Imagine your healthcare information is readily available to anyone who wants to buy it—employers who are considering employing you, insurance companies weighing the risk to insure you, lenders considering your ability to repay the loan and more.
This scenario is scary even before we factor in the reality that we are already living in a beyond-Orwellian world where Facebook sold the data of 87 million users to Cambridge Analytica, a company whose sole intent was to use the data to manipulate you.
Consider this: Stolen medical records on the dark web are priced higher than social security numbers and credit card numbers, snatching up to $1,000 per record online, according to Experian. The data can be used to extort or con someone with ailments like a sexually transmitted disease or terminal illness. It can also be used for tax fraud or home equity loan fraud.
Given all of this, is it any surprise that the sharing of healthcare data is highly frowned upon by the government and outright feared by the public?
A Positive Outlook
Yet, if the past is an indication of how technology can solve its problems, Big Tech has far outweighed its downside and healthcare can be no exception. If data were more accessible to tech companies, it could lead to the ability to reduce contagiousness, identifying stroke and other chronic illnesses before a major debilitating event. With it, we may speed the cure of diseases and accomplish the triple aim of improving outcomes and lowering costs.
Big Tech, Big Challenges
The COVID-19 pandemic taught us a great many things, including that tech companies have very little understanding of how healthcare works. As in all things tech, companies like Apple and Google charge into the room intent on being the disruptors. What they aren’t taking into account is that healthcare is unlike any other industry. It’s the single most highly regulated industry in the world—bound by more state and federal acts than we could list here. It’s estimated by the American Hospital Association that health systems, hospitals, and PAC providers spend nearly $39 billion a year solely on the administrative activities related to regulatory compliance in nine domains. By itself, this accounts for $1,200 per visit. Not to mention the regulations that affect insurance companies, providers and Pharma.
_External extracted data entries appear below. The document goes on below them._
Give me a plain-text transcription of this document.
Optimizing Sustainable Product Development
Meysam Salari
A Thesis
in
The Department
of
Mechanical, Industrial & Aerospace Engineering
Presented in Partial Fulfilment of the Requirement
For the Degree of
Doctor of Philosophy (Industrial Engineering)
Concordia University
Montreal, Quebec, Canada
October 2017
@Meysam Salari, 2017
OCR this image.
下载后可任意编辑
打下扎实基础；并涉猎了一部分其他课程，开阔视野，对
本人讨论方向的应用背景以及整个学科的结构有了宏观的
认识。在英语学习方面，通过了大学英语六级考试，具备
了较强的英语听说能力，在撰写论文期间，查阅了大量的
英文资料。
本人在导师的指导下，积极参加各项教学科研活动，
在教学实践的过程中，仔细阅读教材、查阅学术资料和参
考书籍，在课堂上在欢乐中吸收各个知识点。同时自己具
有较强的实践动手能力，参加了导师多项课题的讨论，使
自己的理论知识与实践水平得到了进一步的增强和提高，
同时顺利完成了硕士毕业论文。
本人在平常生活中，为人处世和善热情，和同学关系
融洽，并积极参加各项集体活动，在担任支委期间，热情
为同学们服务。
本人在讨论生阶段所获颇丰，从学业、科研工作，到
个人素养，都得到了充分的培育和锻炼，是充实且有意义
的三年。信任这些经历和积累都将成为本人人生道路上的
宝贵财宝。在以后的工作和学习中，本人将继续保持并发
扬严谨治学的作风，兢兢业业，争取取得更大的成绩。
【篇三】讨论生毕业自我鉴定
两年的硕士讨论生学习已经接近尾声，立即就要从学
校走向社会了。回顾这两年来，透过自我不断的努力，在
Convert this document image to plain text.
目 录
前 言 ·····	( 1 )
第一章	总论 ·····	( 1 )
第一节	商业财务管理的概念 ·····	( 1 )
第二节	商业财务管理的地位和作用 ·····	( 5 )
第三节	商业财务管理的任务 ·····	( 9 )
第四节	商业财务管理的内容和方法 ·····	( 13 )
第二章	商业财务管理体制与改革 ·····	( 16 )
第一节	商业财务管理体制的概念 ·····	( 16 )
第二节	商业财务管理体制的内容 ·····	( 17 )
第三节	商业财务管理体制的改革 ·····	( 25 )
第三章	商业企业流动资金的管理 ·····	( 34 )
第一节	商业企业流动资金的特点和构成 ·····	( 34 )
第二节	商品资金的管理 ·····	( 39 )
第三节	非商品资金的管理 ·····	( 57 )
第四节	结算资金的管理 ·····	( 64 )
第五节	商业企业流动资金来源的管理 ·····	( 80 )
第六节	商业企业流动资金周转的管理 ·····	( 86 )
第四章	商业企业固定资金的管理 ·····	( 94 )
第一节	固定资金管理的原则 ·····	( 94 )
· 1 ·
These regulations are a big part of why costs continue to increase without seeing real benefits delivered to the customer. Make no mistake, consumers are deeply concerned about who has their healthcare data, and they should. The real opportunity for Big Tech is to recognize the complexities of healthcare and try to become the enablers, not the disruptors. If Big Tech works within the existing system helping hospitals, insurance companies, providers and companies who are challenging the status quo, then maybe we can accomplish the triple aim (improving outcomes and the overall healthcare experience, plus lowering costs) without creating some Orwellian state.
Data Meets Trust
Through the integration of society’s healthcare delivery system as well as our use of social apps and ecommerce platforms on our mobile devices and wearables, we can provide the benefits of data through a system people trust. We have all accepted that our cell phones are constantly collecting data on us and willingly consent to this. Everyone with a cell phone is carrying a medical device that counts our steps, tracks our screen actions, and is attuned to us as users. It makes sense to leverage this function for optimized care—or at the very least, try to get medical insights out of our device use data. For instance, in the future, the number of times someone checks their mobile calendar each day could be an indicator of early onset Alzheimer’s in people of a particular age group. Technologists must continue to push the boundaries of how the computing power in our pockets is used to help us, especially with so much of the groundwork already presented.
To ensure our data has constant protection, tech companies can guarantee data security through evolving technologies such as block chain, given that the nature of block chain is to make it easier to share and store data securely. Alongside block chain, we must also quickly move past wearables in their current form to a next generation medical “bracelet” that carries a patient’s entire genome, tumor profiles, long-term heart rate trends and more, and that uploads instantly in emergencies. Right now, the absence of health record portability creates redundancies that are both expensive and harmful to patients: doctors spend time and resources re-scanning patients, while patients suffer from repeated (and sometimes risky) diagnostics, like blood draws and radiation. Nobody has cracked the code on portability, but effective solutions must navigate tricky regulatory waters while solving for standardization across data sets.
We are already seeing technologies such as this used in other industries. Apple and Google have turned phones into remote monitoring devices that can easily collect all types of health telemetry data. Cryptocurrency represents billions of dollars in transactions with no breach of trust in various coin exchanges. Uber and Lyft have changed the way we hire, use, and pay for transportation. Applying the core technologies used in each of these examples to healthcare would provide a means for disrupting the current challenges in the industry. It’s only a matter of time.
Ultimately, the data we get from our apps and wearable devices must be integrated into electronic medical records so it can be interfaced and actionable. As long as Big Tech accepts the healthcare system realities and focuses on becoming an enabler, not a disruptor, that will allow for easier sharing of records to improve patient experience and reduce preventative care costs.